Group Information
Haoyu Zhang: haoyuzha
Yuchen Liu: yuchenl6
Project Description
We would like to realize the techniques discussed in Paper: Aggify: Lifting the Curse of Cursor Loops using Custom Aggregates in DuckDB. Aggify is an optimization pass that can rewrite cursor loops in Procedural User Defined Functions as custom aggregation functions. Then we can apply techniques like UDF inlining [2, 3] or UDF compilation [4]. We would like to target PL/PgSQL UDFs and the database platform DuckDB in this project. We choose PL/pgSQL because it is static and the language syntax is relatively conservative, making the compilation process easier.

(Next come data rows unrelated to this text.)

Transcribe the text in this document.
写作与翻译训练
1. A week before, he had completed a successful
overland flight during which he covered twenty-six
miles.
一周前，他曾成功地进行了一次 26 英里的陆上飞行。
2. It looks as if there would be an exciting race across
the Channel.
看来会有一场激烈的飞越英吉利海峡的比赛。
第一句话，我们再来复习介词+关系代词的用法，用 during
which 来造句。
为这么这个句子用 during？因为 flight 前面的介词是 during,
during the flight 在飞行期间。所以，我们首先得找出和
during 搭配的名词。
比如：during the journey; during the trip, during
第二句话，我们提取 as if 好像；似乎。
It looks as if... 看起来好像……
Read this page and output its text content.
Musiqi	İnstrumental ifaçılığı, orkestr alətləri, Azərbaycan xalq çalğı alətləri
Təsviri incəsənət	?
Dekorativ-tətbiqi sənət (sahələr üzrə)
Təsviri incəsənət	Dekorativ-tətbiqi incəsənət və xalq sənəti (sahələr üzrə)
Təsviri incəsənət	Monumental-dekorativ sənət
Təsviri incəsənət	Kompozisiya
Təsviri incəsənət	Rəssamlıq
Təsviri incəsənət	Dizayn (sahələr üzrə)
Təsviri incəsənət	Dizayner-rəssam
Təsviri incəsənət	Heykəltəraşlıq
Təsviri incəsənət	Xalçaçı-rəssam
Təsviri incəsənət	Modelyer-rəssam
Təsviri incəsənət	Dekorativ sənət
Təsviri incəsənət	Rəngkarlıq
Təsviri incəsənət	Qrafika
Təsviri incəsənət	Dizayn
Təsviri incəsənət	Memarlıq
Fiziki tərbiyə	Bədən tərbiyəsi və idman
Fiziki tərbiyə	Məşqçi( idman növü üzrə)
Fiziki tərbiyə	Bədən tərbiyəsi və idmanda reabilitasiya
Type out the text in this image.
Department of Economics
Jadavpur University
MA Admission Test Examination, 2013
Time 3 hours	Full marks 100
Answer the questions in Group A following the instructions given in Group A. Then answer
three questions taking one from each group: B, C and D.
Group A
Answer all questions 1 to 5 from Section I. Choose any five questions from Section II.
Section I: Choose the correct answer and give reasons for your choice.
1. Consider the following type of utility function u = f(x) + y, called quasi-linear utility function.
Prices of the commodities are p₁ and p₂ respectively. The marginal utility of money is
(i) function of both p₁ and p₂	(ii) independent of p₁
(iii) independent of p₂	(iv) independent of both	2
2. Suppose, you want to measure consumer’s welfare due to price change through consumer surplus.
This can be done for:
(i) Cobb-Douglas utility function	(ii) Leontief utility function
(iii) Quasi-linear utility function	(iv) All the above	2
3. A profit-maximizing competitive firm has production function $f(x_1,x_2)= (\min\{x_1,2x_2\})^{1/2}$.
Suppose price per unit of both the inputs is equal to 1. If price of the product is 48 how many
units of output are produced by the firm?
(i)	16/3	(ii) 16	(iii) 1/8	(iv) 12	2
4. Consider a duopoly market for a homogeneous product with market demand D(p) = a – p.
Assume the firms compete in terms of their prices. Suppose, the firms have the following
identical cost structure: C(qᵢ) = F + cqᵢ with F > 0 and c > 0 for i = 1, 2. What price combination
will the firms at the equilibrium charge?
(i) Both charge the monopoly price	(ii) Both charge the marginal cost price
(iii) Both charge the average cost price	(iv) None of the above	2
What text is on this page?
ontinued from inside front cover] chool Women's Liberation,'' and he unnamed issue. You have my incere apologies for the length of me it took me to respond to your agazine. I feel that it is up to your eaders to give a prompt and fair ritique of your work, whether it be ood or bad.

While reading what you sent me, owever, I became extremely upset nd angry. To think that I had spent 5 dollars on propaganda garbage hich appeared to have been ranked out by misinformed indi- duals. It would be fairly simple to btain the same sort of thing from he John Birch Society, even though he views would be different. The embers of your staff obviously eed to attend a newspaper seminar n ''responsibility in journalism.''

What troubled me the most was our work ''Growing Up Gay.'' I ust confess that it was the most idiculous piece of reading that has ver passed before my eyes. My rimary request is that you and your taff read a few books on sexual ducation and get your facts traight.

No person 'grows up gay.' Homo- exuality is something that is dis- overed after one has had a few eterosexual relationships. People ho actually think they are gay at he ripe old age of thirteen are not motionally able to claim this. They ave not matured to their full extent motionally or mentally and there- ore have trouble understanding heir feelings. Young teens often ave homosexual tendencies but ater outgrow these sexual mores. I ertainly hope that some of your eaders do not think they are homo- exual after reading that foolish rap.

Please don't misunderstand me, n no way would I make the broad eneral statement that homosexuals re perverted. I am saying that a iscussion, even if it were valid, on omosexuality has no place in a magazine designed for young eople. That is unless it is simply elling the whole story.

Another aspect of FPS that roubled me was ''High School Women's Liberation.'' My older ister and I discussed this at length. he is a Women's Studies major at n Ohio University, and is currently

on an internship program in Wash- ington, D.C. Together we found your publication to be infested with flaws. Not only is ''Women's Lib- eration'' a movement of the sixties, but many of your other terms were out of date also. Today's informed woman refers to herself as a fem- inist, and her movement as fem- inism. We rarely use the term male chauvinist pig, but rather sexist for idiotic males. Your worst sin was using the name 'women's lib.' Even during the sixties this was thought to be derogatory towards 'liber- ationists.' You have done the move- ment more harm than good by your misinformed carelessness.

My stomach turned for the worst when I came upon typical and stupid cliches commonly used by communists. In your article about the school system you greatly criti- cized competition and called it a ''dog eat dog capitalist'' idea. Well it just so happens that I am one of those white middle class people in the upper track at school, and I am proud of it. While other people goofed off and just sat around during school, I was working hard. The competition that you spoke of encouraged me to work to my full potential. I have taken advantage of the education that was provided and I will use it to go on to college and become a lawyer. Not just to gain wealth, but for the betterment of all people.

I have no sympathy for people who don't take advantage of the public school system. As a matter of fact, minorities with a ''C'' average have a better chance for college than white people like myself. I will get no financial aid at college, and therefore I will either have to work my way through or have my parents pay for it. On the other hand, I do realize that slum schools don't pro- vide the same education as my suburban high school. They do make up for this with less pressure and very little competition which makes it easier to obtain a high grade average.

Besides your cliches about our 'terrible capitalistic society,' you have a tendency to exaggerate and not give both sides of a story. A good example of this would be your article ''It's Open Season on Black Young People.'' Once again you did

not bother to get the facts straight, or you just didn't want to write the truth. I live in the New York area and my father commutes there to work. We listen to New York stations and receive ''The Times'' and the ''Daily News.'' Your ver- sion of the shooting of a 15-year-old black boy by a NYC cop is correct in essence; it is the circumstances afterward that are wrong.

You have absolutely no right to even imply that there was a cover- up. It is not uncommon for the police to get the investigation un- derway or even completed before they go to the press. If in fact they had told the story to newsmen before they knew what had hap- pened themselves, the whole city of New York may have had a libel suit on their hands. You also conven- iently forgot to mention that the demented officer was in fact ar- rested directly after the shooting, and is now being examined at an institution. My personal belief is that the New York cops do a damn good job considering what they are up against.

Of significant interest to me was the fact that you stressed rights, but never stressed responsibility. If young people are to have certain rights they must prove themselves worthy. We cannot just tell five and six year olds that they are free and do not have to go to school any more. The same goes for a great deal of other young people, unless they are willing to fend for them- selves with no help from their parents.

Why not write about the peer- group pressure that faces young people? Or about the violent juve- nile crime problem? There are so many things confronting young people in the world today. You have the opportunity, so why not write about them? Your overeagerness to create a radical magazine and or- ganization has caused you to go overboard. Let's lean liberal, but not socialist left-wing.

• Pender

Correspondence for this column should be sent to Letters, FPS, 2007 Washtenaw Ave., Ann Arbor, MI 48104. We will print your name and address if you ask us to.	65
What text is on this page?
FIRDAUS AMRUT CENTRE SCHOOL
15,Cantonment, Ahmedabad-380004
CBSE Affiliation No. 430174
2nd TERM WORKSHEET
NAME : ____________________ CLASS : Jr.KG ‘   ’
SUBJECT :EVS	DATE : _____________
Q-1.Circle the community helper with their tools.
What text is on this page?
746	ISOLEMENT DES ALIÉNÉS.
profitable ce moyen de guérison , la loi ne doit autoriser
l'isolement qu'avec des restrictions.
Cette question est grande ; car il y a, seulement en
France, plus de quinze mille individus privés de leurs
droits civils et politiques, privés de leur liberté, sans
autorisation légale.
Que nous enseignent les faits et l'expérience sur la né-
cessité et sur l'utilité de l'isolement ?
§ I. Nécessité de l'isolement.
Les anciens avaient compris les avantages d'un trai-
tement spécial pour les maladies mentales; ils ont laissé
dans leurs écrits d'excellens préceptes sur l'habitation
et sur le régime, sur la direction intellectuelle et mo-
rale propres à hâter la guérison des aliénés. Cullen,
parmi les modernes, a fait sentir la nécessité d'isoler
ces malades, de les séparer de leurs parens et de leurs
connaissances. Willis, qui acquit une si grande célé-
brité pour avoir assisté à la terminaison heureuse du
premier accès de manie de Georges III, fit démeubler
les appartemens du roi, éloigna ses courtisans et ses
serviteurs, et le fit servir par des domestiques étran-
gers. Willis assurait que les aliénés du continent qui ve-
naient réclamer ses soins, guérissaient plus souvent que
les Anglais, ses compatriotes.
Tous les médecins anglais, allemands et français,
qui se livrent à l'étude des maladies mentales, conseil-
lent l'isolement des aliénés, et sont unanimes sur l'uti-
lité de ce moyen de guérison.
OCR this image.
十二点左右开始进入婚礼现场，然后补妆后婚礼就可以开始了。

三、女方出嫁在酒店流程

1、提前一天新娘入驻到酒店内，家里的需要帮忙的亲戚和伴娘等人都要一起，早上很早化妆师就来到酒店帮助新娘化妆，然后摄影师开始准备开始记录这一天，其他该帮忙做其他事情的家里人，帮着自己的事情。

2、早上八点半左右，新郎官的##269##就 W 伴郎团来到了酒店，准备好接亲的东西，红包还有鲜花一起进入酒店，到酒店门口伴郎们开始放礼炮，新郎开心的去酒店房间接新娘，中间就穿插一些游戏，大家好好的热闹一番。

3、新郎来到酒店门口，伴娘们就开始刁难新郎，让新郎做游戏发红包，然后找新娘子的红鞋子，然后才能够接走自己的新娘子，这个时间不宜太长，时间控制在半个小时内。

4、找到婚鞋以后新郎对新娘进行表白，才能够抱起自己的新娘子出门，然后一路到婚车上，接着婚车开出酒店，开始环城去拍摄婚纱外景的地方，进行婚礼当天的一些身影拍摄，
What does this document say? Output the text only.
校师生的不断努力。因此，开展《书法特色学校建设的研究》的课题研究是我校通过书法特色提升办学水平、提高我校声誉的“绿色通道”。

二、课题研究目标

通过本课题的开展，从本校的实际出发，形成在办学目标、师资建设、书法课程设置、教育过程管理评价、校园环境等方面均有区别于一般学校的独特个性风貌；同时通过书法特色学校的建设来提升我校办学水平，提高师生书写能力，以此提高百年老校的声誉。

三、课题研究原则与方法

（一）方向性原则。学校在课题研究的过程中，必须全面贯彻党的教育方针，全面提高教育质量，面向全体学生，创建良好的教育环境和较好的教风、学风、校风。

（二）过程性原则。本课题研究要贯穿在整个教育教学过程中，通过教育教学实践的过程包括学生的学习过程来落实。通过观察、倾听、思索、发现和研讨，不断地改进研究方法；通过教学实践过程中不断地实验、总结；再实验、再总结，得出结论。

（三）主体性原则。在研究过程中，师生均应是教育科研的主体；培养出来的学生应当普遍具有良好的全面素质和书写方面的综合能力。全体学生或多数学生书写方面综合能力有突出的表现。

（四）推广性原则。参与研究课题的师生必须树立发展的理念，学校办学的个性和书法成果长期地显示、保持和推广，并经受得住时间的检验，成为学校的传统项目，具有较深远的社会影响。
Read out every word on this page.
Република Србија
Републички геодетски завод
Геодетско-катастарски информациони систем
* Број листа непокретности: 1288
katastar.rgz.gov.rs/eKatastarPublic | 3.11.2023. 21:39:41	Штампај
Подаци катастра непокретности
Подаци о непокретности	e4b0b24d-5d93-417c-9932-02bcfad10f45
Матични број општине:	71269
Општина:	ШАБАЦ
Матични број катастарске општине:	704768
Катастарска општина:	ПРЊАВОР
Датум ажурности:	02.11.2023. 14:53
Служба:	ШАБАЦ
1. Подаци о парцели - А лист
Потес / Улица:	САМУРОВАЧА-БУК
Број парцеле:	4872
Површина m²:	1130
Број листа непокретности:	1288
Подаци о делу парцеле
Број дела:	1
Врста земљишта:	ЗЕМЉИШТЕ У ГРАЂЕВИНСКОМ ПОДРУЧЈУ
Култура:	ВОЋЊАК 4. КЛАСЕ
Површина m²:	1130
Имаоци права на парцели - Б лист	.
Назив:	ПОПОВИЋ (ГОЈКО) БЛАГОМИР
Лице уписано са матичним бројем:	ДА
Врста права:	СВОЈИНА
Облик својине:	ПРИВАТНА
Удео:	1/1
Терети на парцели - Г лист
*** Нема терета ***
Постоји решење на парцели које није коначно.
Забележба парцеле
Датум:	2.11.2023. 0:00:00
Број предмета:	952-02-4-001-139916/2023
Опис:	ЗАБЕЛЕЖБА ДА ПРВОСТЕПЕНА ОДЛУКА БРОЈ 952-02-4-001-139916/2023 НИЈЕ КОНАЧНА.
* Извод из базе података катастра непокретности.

We choose DuckDB because we already have abundant experience with it, and the open-source community of it has been extremely helpful.
This technique requires constructing CFG for the entire procedure code, doing some data flow analysis including reaching definition analysis and live variable analysis as well as generating custom aggregation function in C++ and rewriting the original UDF that contains cursor loop to call the aggregation function.
75% Goal
Pass all six TPCH test cases.
Construct CFG of PL/pgSQL.
Do correct Data Flow Analysis.
Code generation.
Using the vectorized API (need to check if there is a scalar version)
Rewrite original UDF.
100% Goal
Perform optimizations related to loops, such as DCE, LICM.
125% Goal
Perform “Query Motion”. Take Query 2 as an example, if there is a filter condition on the top of the loop body, we can hoist it out of the loop and move it to the “where” clause in cursor select statement. By doing this, the loop iteration count is reduced and less data is materialized.
declare c1 cursor for (select PS_SUPPLYCOST, S_NAME
from dbo.partsupp, dbo.supplier where ...);
...
fetch next from c1 into @fetchedCost, @fetchedName;
if(@fetchedCost<@minCost) //<-- filter on top of loop body
begin
...
Logistics
Getting Started
Since this project is a subcomponent of an ongoing project, the CFG and compilation framework has already been under development, and we can reuse most of them. By now, the CFG is not fully functional. Neither is the code generation backend from CFG to C++. Therefore, we will take the progress of these prerequisites into account in the following schedule.
Implementing Aggify on the current framework will not only help us improve the framework to be more robust and generic, it will also reduce the time for cursor loops by 1000x (in SQL Server) if the UDF has one [1].
Schedule
Start from the week on Oct 30th to Dec 7th.
Week No. | Task |
---|---|
1 | Haoyu: Fully read the existing codebase. Yuchen: Generate the CFG for PL/pgSQL. |
2 | Haoyu: Do Data Flow Analysis on the CFG. Yuchen: Generate code from CFG to C++. |
3 | Haoyu: Correctly manipulate the CFG based on Aggify. Yuchen: Generate correct code using vectorized custom aggregation API. |
4 | Haoyu & Yuchen: Benchmark on TPC-H workloads. |
5 | Haoyu: Work on DCE, LICM. Yuchen: Work on Query Motion. |
6 | Haoyu & Yuchen: Prepare presentation, poster and report. |
Milestone
The milestone on Nov 20th will include all the tasks by week 3. More specifically, this means the whole pipeline should work by checking manually (without the need to pass all TPC-H test cases).
Resources Needed
Hard work.
References
[1] S. Gupta, S. Purandare, and K. Ramachandra, “Aggify: Lifting the Curse of Cursor Loops using Custom Aggregates,” in Proceedings of the 2020 ACM SIGMOD International Conference on Management of Data, Portland OR USA: ACM, Jun. 2020, pp. 559–573. doi: 10.1145/3318464.3389736.
[2] K. Ramachandra, K. Park, K. V. Emani, A. Halverson, C. Galindo-Legaria, and C. Cunningham, “Froid: optimization of imperative programs in a relational database,” Proc. VLDB Endow., vol. 11, no. 4, pp. 432–444, Dec. 2017, doi: 10.1145/3186728.3164140.
[3] D. Hirn and T. Grust, “One WITH RECURSIVE is Worth Many GOTOs,” in Proceedings of the 2021 International Conference on Management of Data, Virtual Event China: ACM, Jun. 2021, pp. 723–735. doi: 10.1145/3448016.3457272.
[4] M. Sichert and T. Neumann, “User-defined operators: efficiently integrating custom algorithms into modern databases,” Proc. VLDB Endow., vol. 15, no. 5, pp. 1119–1131, Jan. 2022, doi: 10.14778/3510397.3510408.